Coachinginstrumente lassen sich sehr unterschiedlichen Zielen zuordnen.

Im Coaching sprechen wir auch von verschiedenen Coaching-Methoden und Coaching-Tools.

Eine Coaching- Methode stellt nach diesem Verständnis einen Werkzeugkoffer dar, der dann verschiedene Werkzeuge – die Coaching – Tools – beinhaltet.

Die in den folgenden Kapiteln vorgestellte „timeline“ lässt sich als Coaching-Tool einordnen.

Timeline – ein Coaching-Tool

Die Arbeit mit der Timeline geht bis in die 70er Jahre zurück, wo sie erstmalig eingesetzt wurde.

Breiteren Einsatz fand die Technik dann ab den 80er Jahren durch den Hypnotherapeuten Tad James.

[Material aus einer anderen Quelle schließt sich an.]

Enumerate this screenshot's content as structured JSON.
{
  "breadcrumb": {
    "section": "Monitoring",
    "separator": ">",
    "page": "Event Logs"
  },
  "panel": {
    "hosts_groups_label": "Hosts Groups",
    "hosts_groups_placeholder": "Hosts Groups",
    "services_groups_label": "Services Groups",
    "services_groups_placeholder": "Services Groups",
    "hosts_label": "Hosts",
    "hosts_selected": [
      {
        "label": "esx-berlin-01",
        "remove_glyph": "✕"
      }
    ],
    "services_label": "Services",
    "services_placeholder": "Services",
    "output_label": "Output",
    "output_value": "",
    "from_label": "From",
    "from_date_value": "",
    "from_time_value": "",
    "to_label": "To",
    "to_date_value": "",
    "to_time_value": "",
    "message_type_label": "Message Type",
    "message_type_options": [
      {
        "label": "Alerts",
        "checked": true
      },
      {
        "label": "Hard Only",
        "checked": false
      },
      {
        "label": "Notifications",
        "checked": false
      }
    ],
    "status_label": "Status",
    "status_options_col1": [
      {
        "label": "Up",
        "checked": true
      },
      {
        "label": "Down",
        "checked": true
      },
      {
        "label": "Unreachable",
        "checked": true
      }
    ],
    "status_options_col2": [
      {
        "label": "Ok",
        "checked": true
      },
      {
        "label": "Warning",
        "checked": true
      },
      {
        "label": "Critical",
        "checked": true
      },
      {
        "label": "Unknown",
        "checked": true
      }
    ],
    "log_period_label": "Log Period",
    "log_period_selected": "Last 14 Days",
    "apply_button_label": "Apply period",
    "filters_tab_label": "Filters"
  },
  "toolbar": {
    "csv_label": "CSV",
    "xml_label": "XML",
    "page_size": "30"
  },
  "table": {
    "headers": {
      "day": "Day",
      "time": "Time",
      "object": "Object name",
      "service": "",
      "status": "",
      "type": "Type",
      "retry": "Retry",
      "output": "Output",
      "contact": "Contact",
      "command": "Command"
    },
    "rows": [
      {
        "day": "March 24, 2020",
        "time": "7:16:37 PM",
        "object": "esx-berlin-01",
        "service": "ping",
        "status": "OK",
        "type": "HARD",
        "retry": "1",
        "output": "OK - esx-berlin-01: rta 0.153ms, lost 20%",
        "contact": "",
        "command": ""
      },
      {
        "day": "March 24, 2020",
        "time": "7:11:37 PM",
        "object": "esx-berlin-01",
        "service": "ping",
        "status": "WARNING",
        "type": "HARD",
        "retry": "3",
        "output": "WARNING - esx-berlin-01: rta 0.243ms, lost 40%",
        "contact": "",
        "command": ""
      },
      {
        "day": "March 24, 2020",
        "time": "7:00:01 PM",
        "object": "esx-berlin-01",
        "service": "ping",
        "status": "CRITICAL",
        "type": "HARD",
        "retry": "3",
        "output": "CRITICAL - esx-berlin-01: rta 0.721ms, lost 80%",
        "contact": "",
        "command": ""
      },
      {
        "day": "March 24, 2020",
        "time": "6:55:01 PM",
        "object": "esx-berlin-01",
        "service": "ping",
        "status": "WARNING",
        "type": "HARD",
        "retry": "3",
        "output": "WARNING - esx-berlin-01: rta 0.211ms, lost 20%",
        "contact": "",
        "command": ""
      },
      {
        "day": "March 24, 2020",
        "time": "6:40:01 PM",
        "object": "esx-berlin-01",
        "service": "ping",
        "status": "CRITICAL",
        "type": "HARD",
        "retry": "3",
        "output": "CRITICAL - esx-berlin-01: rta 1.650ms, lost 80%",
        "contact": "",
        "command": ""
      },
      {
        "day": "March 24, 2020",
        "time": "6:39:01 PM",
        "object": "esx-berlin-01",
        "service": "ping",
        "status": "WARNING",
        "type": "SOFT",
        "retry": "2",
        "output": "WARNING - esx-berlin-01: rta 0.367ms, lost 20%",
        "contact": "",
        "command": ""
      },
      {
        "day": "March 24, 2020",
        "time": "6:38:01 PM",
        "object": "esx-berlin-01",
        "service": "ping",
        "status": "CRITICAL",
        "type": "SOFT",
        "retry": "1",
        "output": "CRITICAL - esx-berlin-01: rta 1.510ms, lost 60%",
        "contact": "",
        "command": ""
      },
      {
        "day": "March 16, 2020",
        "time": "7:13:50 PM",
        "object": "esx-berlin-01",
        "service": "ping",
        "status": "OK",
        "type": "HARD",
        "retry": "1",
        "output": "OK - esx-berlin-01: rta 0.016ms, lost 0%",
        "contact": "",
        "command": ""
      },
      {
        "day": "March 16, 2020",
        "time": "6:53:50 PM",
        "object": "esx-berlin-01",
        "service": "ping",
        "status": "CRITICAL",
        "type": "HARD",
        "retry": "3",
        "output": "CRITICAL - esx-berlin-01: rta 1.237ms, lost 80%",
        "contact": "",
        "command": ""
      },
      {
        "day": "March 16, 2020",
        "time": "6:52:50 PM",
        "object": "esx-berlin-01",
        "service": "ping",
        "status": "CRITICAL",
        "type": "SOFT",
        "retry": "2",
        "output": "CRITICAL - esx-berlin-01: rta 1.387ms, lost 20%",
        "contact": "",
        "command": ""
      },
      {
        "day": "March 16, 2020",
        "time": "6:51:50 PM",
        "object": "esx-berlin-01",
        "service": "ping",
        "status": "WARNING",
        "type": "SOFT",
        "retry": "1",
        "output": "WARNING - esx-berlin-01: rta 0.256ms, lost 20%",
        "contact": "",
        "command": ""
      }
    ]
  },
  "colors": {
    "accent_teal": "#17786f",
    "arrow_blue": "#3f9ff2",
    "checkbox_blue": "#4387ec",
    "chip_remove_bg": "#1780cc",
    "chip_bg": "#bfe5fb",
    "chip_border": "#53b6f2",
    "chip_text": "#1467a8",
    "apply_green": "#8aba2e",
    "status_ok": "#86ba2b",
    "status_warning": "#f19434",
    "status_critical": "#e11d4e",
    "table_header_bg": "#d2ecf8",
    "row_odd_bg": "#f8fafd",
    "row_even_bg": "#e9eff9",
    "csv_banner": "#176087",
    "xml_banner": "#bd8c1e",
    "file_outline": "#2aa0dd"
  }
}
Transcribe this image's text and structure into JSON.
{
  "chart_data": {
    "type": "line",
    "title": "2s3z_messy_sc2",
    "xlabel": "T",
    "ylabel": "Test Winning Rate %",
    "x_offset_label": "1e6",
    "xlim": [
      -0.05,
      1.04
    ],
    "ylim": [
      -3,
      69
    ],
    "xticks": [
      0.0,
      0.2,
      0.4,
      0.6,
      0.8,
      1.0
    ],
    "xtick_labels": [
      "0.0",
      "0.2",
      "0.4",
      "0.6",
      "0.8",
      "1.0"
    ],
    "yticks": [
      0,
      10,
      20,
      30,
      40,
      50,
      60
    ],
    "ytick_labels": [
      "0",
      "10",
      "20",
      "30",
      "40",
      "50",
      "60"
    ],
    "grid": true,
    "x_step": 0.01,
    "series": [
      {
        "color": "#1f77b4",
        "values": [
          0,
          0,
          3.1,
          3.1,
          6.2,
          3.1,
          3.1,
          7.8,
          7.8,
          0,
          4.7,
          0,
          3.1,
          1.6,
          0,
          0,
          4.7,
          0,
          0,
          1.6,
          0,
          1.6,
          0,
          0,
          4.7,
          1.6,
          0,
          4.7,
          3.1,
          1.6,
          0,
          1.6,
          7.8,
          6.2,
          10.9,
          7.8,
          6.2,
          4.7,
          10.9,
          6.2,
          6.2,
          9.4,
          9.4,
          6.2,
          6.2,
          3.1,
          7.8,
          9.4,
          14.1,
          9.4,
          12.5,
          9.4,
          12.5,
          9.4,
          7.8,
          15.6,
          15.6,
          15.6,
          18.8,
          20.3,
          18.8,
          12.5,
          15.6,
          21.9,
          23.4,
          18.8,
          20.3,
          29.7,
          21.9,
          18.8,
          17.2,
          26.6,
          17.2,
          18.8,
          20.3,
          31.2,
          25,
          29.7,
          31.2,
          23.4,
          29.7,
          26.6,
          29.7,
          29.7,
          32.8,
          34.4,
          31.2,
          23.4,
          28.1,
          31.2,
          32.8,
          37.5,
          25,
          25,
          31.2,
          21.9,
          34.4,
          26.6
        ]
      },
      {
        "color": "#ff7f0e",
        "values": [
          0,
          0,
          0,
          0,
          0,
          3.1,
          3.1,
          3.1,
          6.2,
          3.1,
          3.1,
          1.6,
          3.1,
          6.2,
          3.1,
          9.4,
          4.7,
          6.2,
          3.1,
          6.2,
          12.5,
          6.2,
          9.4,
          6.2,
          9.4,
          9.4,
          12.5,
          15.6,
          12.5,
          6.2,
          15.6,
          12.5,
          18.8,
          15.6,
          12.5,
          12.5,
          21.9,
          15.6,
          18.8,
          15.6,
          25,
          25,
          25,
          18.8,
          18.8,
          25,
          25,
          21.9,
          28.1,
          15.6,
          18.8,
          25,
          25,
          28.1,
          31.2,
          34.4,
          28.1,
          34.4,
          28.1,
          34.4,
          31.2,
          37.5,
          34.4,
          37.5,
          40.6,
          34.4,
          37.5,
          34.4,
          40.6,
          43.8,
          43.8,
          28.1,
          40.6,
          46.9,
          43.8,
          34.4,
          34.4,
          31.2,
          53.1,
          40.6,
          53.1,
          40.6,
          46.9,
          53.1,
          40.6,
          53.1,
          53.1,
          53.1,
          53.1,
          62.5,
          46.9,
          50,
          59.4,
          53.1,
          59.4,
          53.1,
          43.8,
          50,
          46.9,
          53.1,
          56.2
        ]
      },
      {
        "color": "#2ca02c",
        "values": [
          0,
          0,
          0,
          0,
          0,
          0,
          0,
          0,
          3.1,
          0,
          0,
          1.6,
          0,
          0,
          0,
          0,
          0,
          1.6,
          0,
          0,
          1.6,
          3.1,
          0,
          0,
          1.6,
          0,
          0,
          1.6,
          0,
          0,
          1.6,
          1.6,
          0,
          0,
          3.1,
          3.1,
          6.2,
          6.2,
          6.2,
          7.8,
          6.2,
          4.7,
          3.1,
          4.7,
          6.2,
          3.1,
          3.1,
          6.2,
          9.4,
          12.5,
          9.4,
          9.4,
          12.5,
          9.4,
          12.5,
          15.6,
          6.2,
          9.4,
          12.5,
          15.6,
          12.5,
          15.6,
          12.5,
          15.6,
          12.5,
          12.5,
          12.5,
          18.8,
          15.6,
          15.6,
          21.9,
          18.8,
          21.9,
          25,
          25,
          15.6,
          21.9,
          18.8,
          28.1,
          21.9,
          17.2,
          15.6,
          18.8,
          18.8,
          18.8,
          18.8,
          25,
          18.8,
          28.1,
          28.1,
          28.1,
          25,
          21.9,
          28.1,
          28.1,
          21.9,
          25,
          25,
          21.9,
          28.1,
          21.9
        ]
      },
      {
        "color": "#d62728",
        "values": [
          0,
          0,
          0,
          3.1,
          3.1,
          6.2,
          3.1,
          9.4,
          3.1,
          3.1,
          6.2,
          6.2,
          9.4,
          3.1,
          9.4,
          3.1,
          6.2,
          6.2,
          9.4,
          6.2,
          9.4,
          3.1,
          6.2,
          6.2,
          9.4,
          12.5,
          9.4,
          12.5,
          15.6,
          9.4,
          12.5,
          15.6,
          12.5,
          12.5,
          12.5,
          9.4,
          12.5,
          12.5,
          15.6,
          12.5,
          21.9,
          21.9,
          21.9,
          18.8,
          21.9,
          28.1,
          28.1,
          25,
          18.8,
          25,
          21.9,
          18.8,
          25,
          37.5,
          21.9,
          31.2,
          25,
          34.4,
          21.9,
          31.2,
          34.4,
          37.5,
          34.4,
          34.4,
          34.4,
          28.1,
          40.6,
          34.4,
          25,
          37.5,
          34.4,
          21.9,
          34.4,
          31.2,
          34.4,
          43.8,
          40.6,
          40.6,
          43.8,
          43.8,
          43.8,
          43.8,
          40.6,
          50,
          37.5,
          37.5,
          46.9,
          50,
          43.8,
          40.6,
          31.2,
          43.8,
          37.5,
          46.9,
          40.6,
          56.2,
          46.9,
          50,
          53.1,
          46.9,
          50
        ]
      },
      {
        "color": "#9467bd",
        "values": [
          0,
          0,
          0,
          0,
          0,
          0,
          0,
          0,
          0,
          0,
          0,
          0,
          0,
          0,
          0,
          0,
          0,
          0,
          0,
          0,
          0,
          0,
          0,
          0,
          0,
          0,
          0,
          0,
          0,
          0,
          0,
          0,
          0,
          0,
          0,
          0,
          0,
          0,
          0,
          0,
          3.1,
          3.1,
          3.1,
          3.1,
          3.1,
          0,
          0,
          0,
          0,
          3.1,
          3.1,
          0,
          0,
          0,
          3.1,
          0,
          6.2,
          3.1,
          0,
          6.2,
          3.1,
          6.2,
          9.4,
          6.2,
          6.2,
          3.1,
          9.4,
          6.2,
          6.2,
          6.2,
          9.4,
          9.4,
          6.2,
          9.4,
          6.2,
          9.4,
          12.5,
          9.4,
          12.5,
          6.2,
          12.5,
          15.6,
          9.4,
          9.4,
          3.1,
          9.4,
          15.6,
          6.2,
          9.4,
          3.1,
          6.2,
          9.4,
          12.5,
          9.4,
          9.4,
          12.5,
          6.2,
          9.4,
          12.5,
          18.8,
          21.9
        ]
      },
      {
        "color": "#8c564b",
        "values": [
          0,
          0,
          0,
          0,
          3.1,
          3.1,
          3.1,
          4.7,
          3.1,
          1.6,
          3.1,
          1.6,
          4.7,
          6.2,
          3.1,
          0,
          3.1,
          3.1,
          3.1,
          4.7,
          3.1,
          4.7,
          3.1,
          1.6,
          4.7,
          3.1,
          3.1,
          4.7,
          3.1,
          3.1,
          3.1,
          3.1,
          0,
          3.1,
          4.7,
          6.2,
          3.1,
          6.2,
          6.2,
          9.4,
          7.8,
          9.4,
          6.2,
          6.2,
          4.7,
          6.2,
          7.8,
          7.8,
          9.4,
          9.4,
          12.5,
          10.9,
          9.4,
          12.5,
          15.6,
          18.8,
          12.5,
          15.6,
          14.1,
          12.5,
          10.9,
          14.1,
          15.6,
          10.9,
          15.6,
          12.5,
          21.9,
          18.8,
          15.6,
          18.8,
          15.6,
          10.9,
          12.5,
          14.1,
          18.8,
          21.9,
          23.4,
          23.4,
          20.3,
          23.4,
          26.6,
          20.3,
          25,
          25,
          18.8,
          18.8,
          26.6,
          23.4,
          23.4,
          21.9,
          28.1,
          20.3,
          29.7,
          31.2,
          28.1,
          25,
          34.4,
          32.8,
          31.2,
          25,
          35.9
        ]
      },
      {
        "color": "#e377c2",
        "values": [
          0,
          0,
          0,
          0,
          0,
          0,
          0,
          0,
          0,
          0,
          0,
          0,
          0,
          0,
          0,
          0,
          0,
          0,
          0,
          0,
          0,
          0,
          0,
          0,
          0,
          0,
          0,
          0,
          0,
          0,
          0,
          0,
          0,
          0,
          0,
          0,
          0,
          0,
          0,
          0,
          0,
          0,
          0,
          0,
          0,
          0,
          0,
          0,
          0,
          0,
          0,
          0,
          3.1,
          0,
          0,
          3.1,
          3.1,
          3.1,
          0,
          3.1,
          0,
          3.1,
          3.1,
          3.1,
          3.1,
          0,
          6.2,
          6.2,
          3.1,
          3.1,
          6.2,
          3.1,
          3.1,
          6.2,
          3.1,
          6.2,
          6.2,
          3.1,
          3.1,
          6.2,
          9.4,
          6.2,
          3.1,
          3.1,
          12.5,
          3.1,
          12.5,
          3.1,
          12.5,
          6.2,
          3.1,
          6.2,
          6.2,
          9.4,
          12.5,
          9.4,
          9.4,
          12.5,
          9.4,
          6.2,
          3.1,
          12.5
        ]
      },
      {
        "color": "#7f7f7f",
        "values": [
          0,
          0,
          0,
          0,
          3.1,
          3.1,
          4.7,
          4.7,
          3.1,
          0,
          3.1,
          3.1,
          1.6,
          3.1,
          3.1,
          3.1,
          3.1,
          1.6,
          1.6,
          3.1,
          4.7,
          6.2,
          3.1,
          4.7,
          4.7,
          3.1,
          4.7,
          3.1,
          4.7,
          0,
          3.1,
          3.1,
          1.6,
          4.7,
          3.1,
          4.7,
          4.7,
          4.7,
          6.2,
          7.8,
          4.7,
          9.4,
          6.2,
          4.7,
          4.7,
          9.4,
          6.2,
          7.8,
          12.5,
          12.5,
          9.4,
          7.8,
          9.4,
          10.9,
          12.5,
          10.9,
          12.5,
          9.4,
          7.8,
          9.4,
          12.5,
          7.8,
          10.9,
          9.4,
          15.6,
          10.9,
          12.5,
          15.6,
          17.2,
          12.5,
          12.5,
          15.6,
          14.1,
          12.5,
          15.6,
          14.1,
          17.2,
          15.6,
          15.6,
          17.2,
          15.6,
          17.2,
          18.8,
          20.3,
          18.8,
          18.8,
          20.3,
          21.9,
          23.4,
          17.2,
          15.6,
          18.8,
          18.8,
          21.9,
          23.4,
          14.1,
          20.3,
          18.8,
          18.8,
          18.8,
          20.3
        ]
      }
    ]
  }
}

Er entwickelte gemeinsam mit dem NLP-Trainer Wyatt Woodsmall die Time Line Therapie, die als fast eigenständige Methode innerhalb des NLP insbesondere zur Heilung traumatischer Erlebnisse eingesetzt wird.

Die Arbeit mit der Timeline beschränkt sich jedoch nicht nur darauf, sondern kann auch für andere Ziele eingesetzt werden.

Im Coaching und Training ist die Timeline-Arbeit eine weit verbreitete Methode, denn sie ist ein vielseitiges Instrument für unterschiedliche Einsatzgebiete.

Und weiter:

„U.a. können vergangene belastende Erfahrungen bearbeitet werden, aber auch zukünftige Situationen durch Rückgriff auf Ressourcen leichter handhabbar gemacht werden (Format „RessourcenTimeline“). Grundsätzlich ist bei der Veränderungsarbeit ein sogenannter „Future Pace“ (gedanklicher Schritt in die Zukunft) hilfreich, da so ein gedankliches Ausprobieren der entwickelten Lösungen und Handlungsweisen möglich ist. Was wir intensiv bereits gedacht haben, können wir im realen Tun leichter verwirklichen.“ (Heller 2021)

Die Timeline ist auch als eine imaginative Repräsentanz des Ablaufs der Ereignisse der Lebensgeschichte zu beschreiben.

Mit Hilfe der Timeline verlassen wir (die Coaches) die Ebene des Gespräches und begeben uns mit dem Gegenüber auf eine körperliche Ebene.

Der Vorteil dieser Methode besteht darin, dass wir von der rein verstandesgesteuerten Ebene auf die emotionale Ebene gelangen. Verdeckt geglaubte Erfahrungen werde sanft reaktiviert – und somit dem Klienten wieder zugänglich gemacht.

Im therapeutischen Einsatz (sowie im systemischen Coaching) erscheint bedeutsam, dass ausgehend von der Gegenwart Bilder/Ereignisse aus der Vergangenheit in Gedanken aufgesucht werden, die möglicherweise für die derzeitige Fragestellung noch eine Rolle spielen.

Die körperliche Bewegung des Klienten / der Klientin – das Laufen entlang der Zeitlinie zum Punkt des Ereignisses – wird durch den Therapeuten / die Therapeutin (sowie dem Coach) aktiv begleitet und sorgt damit für Stabilität und Sicherheit.

Durch die zeitliche Ordnung der Erlebnisse gelingt es Klienten/Klientinnen besser, Ordnung und Struktur in die eigenen Erfahrungen zu bringen.

Darüber hinaus knüpfen sie

Verbindungen zwischen den einzelnen Ereignissen und zu den Elementen, die sie in ihren Erlebnissen positiv unterstützt und begleitet haben.

Innere und äußere Kraftquellen werden reaktiviert und können den Klienten/ die Klientin in der Auseinandersetzung mit dem aktuellen Thema positiv unterstützen (Strehlau 2021).